Inplace resizing with interpolation options

Hi, I am working on a deployment server where I want to resize a bunch of images to a fixed size. The problem is that I don’t want to create a new tensor when doing interpolation/resizing since it requires a memory allocation and it will have to reassign the values to the ‘images’ tensor.

My current code:

images = torch.empty((len(original_images), 3, input_size[0], input_size[1]), device=device, dtype=dtype)

        for i, image in enumerate(original_images):
            images[i] = F.interpolate(image, size=input_size, mode='bilinear', align_corners=False)

Is there something like:

F.interpolate(input_tensor=image, output_tensor=images[i], size=input_size, mode='bilinear', align_corners=False)

I found a few functions which don’t support any interpolation mode:

torch._copy_from_and_resize
torch.resize_as_

I think writing optimal code for better performance is important for servers.
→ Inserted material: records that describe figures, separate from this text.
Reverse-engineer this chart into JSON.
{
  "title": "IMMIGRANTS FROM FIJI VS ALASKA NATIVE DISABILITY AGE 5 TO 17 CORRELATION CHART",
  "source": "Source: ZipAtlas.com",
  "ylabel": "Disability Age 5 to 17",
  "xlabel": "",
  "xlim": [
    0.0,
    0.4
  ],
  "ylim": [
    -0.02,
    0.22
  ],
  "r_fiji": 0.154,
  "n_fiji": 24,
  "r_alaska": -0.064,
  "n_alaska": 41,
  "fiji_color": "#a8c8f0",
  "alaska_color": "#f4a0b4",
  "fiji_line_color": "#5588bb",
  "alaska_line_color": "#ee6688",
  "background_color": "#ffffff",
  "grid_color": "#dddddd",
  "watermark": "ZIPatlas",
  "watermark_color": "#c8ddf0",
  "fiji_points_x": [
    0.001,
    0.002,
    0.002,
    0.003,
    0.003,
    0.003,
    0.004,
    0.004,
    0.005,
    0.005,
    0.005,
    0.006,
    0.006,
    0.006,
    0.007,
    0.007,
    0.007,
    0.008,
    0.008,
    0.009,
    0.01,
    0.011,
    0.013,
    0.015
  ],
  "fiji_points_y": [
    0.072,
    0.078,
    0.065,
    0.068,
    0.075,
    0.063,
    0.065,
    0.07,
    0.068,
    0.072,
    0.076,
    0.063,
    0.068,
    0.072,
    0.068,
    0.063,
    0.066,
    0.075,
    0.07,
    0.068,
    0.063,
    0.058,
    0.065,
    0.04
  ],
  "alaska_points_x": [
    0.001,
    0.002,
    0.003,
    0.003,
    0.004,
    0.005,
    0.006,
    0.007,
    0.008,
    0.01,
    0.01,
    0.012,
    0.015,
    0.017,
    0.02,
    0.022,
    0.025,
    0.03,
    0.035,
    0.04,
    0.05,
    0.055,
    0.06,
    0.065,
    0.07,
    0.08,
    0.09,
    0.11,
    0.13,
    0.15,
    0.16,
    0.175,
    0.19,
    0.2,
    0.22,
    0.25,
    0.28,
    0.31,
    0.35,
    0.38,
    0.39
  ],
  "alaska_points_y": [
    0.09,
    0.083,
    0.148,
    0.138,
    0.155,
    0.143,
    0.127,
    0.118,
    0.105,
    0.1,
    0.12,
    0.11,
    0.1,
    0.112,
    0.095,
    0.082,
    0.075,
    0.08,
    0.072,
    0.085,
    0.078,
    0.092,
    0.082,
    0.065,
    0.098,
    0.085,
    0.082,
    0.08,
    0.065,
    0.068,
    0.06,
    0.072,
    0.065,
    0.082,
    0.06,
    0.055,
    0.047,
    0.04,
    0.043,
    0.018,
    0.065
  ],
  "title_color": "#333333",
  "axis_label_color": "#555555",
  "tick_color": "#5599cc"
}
However, the options seem to be limited.

Do you have a possible solution or workaround?

Thank you!

Why don’t you pass all images to F.interpolate as it also accepts batched inputs:

image = torch.randn(1, 3, 500, 500)
input_size = (224, 224)
out = F.interpolate(image, size=input_size, mode='bilinear', align_corners=False)
print(out.shape)
# torch.Size([1, 3, 224, 224])

image = torch.randn(16, 3, 500, 500)
input_size = (224, 224)
out = F.interpolate(image, size=input_size, mode='bilinear', align_corners=False)
print(out.shape)
# torch.Size([16, 3, 224, 224])

@ptrblck Sorry for the lack of explanation in the question. The original_images is a list of images which are in different sizes.

Idea for a “workaround”: If your images arent of completely different sizes, you can pad them all to the size of the biggest images, and then interpolate using bilinear. With bilinear not too many artifacts should remain (maybe slightly blurry edges) , the rest of the code would then be as @ptrblck suggested

@SchulzKilian hi, thank you for your message. However, I should remind that my question is not how to resize images with batching. I’m looking for a solution that doesn’t allocate any new memory/tensors. The solution you suggest allocates new tensors (paddings) or expands the existing tensors and then resizes with batching.